Toskana alpin: So kennt man sie weniger (Apuanische Alpen)
Ein minder kritischer Fall
Eigentlich wollten wir ja noch einen echten Markt mit Lebensmitteln besuchen und wollen das in Savigny tun. Doch ich habe mich im Tag geirrt, und heute ist nur Markt in Forte dei Marmi. Dafür der Größte der Region, wie uns versprochen wird. Also gut. Die Parkplatzsuche ist wie immer lästig, doch irgendwann ist das Auto geparkt und der Markt gefunden. Es gibt NUR Klamotten, aber selbst der Ramsch ist, verglichen mit Massa, teuer, und das Schöne noch mehr. Eklig sind die vielen Stände mit Pelzwaren – gefärbt, geschoren, zusammengenäht, die Tiere zuvor gequält.
Es fällt mir leicht, den Geldbeutel zu zu lassen. Bis ich auf einen kleinen, unscheinbaren Stand treffe – eine Tierschutzorganisation. Zwei Damen mit Hündchen informieren mich in gebrochenem Englisch, dass sie sich um Streunerhunde aus dem italienischen Süden kümmern und sie kastrieren lassen. Da spende ich doch gerne und bekomme ein T-Shirt mit dem Aufdruck „Nessun gesto gentile per quanto piccolo è mai sprecato“ - keine freundliche Geste, und sei sie auch noch so klein, ist vergebens.

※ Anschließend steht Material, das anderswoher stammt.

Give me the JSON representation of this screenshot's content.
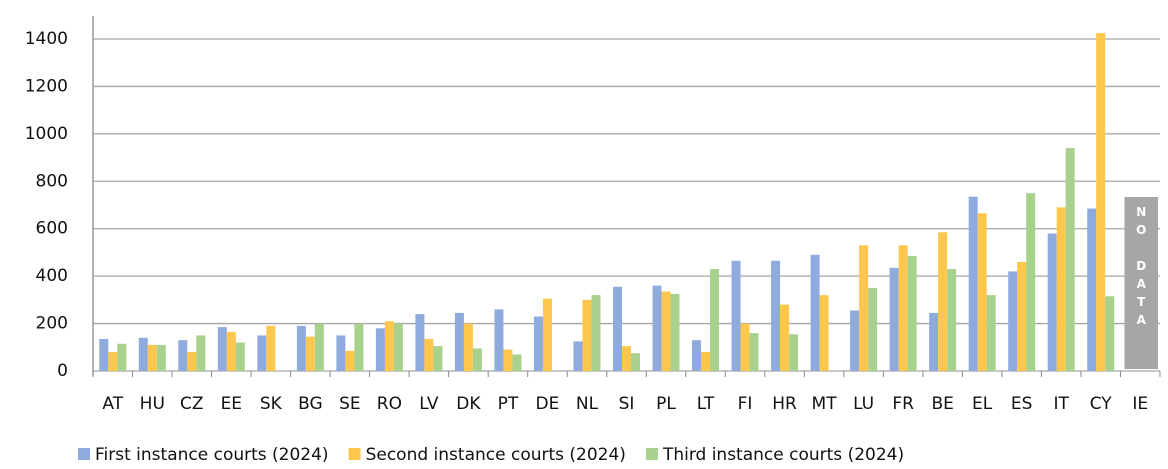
{
  "chart_data": {
    "type": "bar",
    "categories": [
      "AT",
      "HU",
      "CZ",
      "EE",
      "SK",
      "BG",
      "SE",
      "RO",
      "LV",
      "DK",
      "PT",
      "DE",
      "NL",
      "SI",
      "PL",
      "LT",
      "FI",
      "HR",
      "MT",
      "LU",
      "FR",
      "BE",
      "EL",
      "ES",
      "IT",
      "CY",
      "IE"
    ],
    "series": [
      {
        "name": "First instance courts (2024)",
        "color": "#8faadc",
        "values": [
          135,
          140,
          130,
          185,
          150,
          190,
          150,
          180,
          240,
          245,
          260,
          230,
          125,
          355,
          360,
          130,
          465,
          465,
          490,
          255,
          435,
          245,
          735,
          420,
          580,
          685,
          null
        ]
      },
      {
        "name": "Second instance courts (2024)",
        "color": "#fdc64c",
        "values": [
          80,
          110,
          80,
          165,
          190,
          145,
          85,
          210,
          135,
          200,
          90,
          305,
          300,
          105,
          335,
          80,
          200,
          280,
          320,
          530,
          530,
          585,
          665,
          460,
          690,
          1425,
          null
        ]
      },
      {
        "name": "Third instance courts (2024)",
        "color": "#a9d18e",
        "values": [
          115,
          110,
          150,
          120,
          null,
          200,
          200,
          200,
          105,
          95,
          70,
          null,
          320,
          75,
          325,
          430,
          160,
          155,
          null,
          350,
          485,
          430,
          320,
          750,
          940,
          315,
          null
        ]
      }
    ],
    "annotation": "NO DATA",
    "ylim": [
      0,
      1450
    ],
    "yticks": [
      0,
      200,
      400,
      600,
      800,
      1000,
      1200,
      1400
    ],
    "grid": true
  }
}
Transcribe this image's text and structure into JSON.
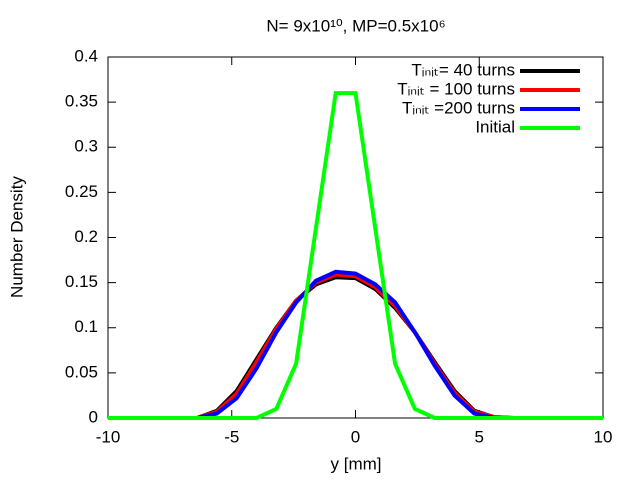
{
  "chart_data": {
    "type": "line",
    "title": "N= 9x10¹⁰, MP=0.5x10⁶",
    "xlabel": "y [mm]",
    "ylabel": "Number Density",
    "x": [
      -10,
      -9.6,
      -8.8,
      -8,
      -7.2,
      -6.4,
      -5.6,
      -4.8,
      -4,
      -3.2,
      -2.4,
      -1.6,
      -0.8,
      0,
      0.8,
      1.6,
      2.4,
      3.2,
      4,
      4.8,
      5.6,
      6.4,
      7.2,
      8,
      8.8,
      9.6,
      10
    ],
    "series": [
      {
        "name": "Tᵢₙᵢₜ= 40 turns",
        "color": "#000000",
        "values": [
          0,
          0,
          0,
          0,
          0,
          0,
          0.008,
          0.03,
          0.065,
          0.1,
          0.13,
          0.148,
          0.156,
          0.155,
          0.143,
          0.122,
          0.095,
          0.062,
          0.03,
          0.008,
          0.001,
          0,
          0,
          0,
          0,
          0,
          0
        ]
      },
      {
        "name": "Tᵢₙᵢₜ = 100 turns",
        "color": "#ff0000",
        "values": [
          0,
          0,
          0,
          0,
          0,
          0,
          0.007,
          0.027,
          0.062,
          0.099,
          0.13,
          0.15,
          0.159,
          0.157,
          0.145,
          0.124,
          0.095,
          0.06,
          0.028,
          0.007,
          0.001,
          0,
          0,
          0,
          0,
          0,
          0
        ]
      },
      {
        "name": "Tᵢₙᵢₜ =200 turns",
        "color": "#0000ff",
        "values": [
          0,
          0,
          0,
          0,
          0,
          0,
          0.005,
          0.022,
          0.055,
          0.095,
          0.128,
          0.152,
          0.162,
          0.16,
          0.148,
          0.128,
          0.095,
          0.058,
          0.025,
          0.005,
          0,
          0,
          0,
          0,
          0,
          0,
          0
        ]
      },
      {
        "name": "Initial",
        "color": "#00ff00",
        "values": [
          0,
          0,
          0,
          0,
          0,
          0,
          0,
          0,
          0,
          0.01,
          0.06,
          0.21,
          0.36,
          0.36,
          0.21,
          0.06,
          0.01,
          0,
          0,
          0,
          0,
          0,
          0,
          0,
          0,
          0,
          0
        ]
      }
    ],
    "xlim": [
      -10,
      10
    ],
    "ylim": [
      0,
      0.4
    ],
    "xticks": [
      -10,
      -5,
      0,
      5,
      10
    ],
    "yticks": [
      0,
      0.05,
      0.1,
      0.15,
      0.2,
      0.25,
      0.3,
      0.35,
      0.4
    ],
    "legend": "top-right"
  }
}
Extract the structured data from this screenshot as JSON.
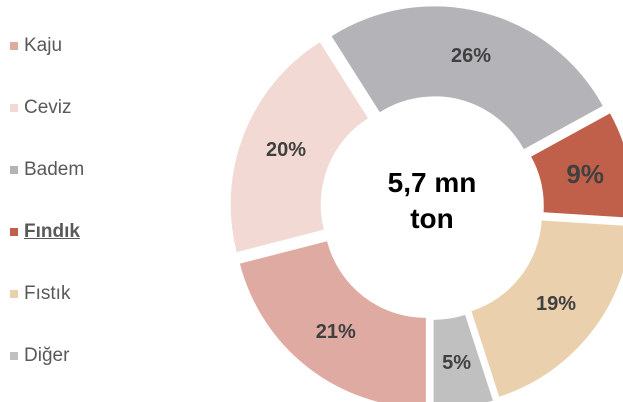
{
  "chart_data": {
    "type": "pie",
    "style": "donut-exploded",
    "center_label_lines": [
      "5,7 mn",
      "ton"
    ],
    "highlighted": "Fındık",
    "legend_position": "left",
    "categories": [
      "Kaju",
      "Ceviz",
      "Badem",
      "Fındık",
      "Fıstık",
      "Diğer"
    ],
    "values": [
      21,
      20,
      26,
      9,
      19,
      5
    ],
    "value_labels": [
      "21%",
      "20%",
      "26%",
      "9%",
      "19%",
      "5%"
    ],
    "colors": [
      "#deaaa2",
      "#f2d9d4",
      "#b4b4b8",
      "#c0604a",
      "#ead0ad",
      "#c0c0c0"
    ]
  }
}
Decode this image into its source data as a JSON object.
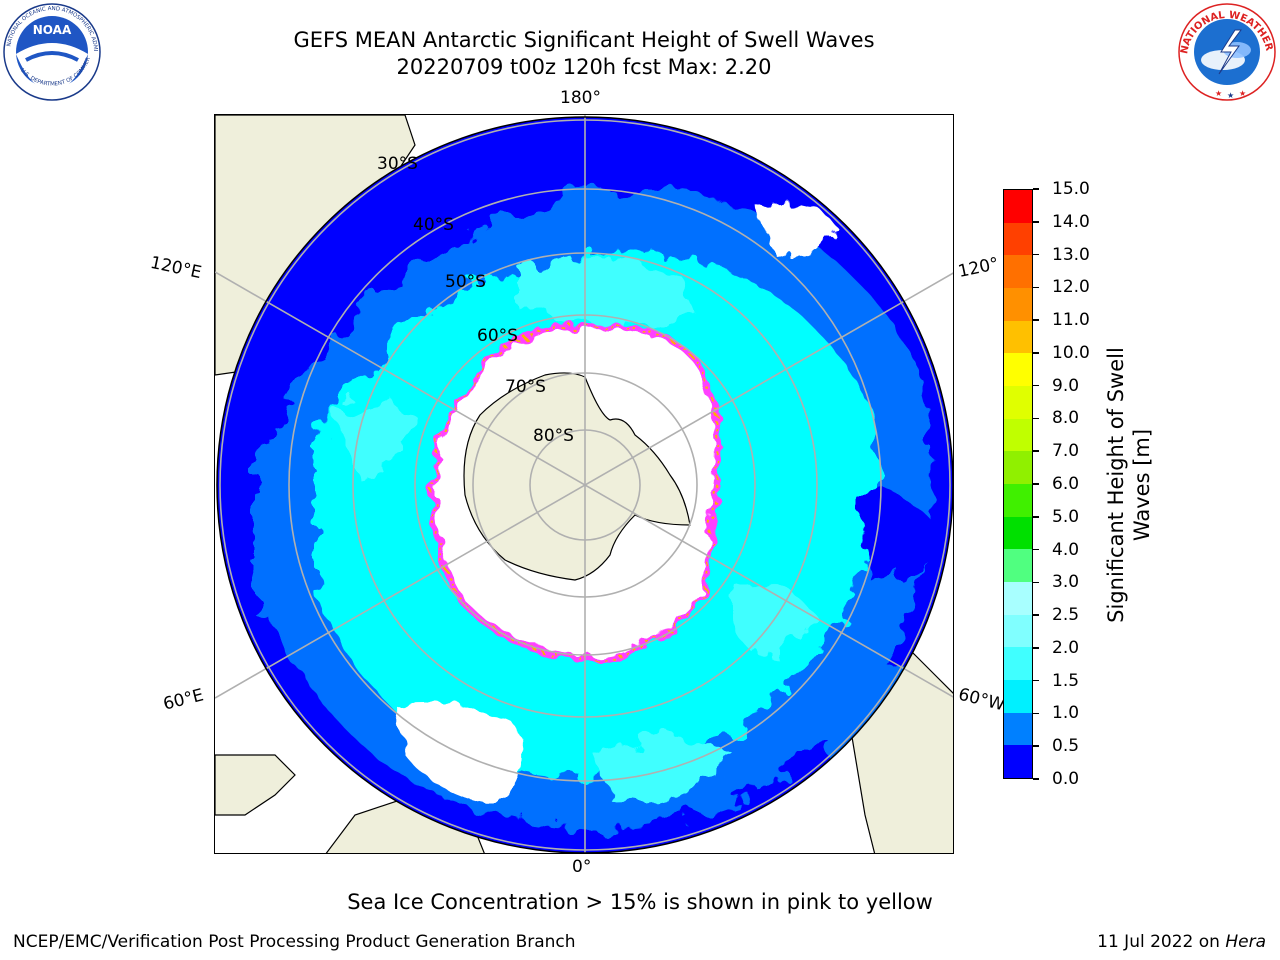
{
  "title": {
    "line1": "GEFS MEAN Antarctic Significant Height of Swell Waves",
    "line2": "20220709 t00z 120h fcst   Max: 2.20"
  },
  "logos": {
    "left": {
      "name": "NOAA",
      "ring_text": "NATIONAL OCEANIC AND ATMOSPHERIC ADMINISTRATION · U.S. DEPARTMENT OF COMMERCE"
    },
    "right": {
      "name": "NATIONAL WEATHER SERVICE"
    }
  },
  "map": {
    "projection": "south-polar-stereographic",
    "lon_labels": {
      "top": "180°",
      "bottom": "0°",
      "upper_left": "120°E",
      "upper_right": "120°",
      "lower_left": "60°E",
      "lower_right": "60°W"
    },
    "lat_labels": [
      "30°S",
      "40°S",
      "50°S",
      "60°S",
      "70°S",
      "80°S"
    ],
    "ocean_deep_color": "#0000ff",
    "ocean_mid_color": "#0070ff",
    "ocean_light_color": "#00ffff",
    "ice_color": "#ffffff",
    "land_color": "#efefdb",
    "ice_edge_colors": [
      "#ff40ff",
      "#ff8080",
      "#ffb000"
    ]
  },
  "colorbar": {
    "label": "Significant Height of Swell Waves [m]",
    "ticks": [
      "0.0",
      "0.5",
      "1.0",
      "1.5",
      "2.0",
      "2.5",
      "3.0",
      "4.0",
      "5.0",
      "6.0",
      "7.0",
      "8.0",
      "9.0",
      "10.0",
      "11.0",
      "12.0",
      "13.0",
      "14.0",
      "15.0"
    ],
    "colors": [
      "#0000ff",
      "#0080ff",
      "#00f0ff",
      "#40ffff",
      "#80ffff",
      "#a8ffff",
      "#50ff80",
      "#00e000",
      "#40f000",
      "#90f000",
      "#c0ff00",
      "#e0ff00",
      "#ffff00",
      "#ffc000",
      "#ff9000",
      "#ff7000",
      "#ff4000",
      "#ff0000"
    ]
  },
  "footnote": "Sea Ice Concentration > 15% is shown in pink to yellow",
  "footer": {
    "left": "NCEP/EMC/Verification Post Processing Product Generation Branch",
    "right_date": "11 Jul 2022 on ",
    "right_host": "Hera"
  }
}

Ab Savazza laufe ich wieder hoch, diesmal den weiteren Weg über Guatemala ohne Mizzi, und freue ich mich auf ein Lesestündchen im alten Steinbruch.
Kein Urlaub ohne Krankenhaus
Leider gibt es ein anderes Programm. Urban klagt über eine Ausweitung der Rötung seines Zeckenbisses, den er sich zuhause eingefangen hatte. Damit er nicht noch mehr Horrorberichte aus dem Internet liest, schlage ich einen Besuch in Sawatzki beim primo soccorso in der Ambulanz vor, in der Hoffnung, nach überschaubarer Wartezeit ein wenig schlauer zu sein. Weit gefehlt. 80 Kurven tiefer gibt man sich mit touristischen Bagatellen nicht ab (wahrscheinlich eher mit von Marmorblöcken zerquetschten Beinen oder durch die Diamentkette durchtrennten Glieder, wir wissen es nicht), und schickt uns nach Lido di Camaiore ins Krankenhaus.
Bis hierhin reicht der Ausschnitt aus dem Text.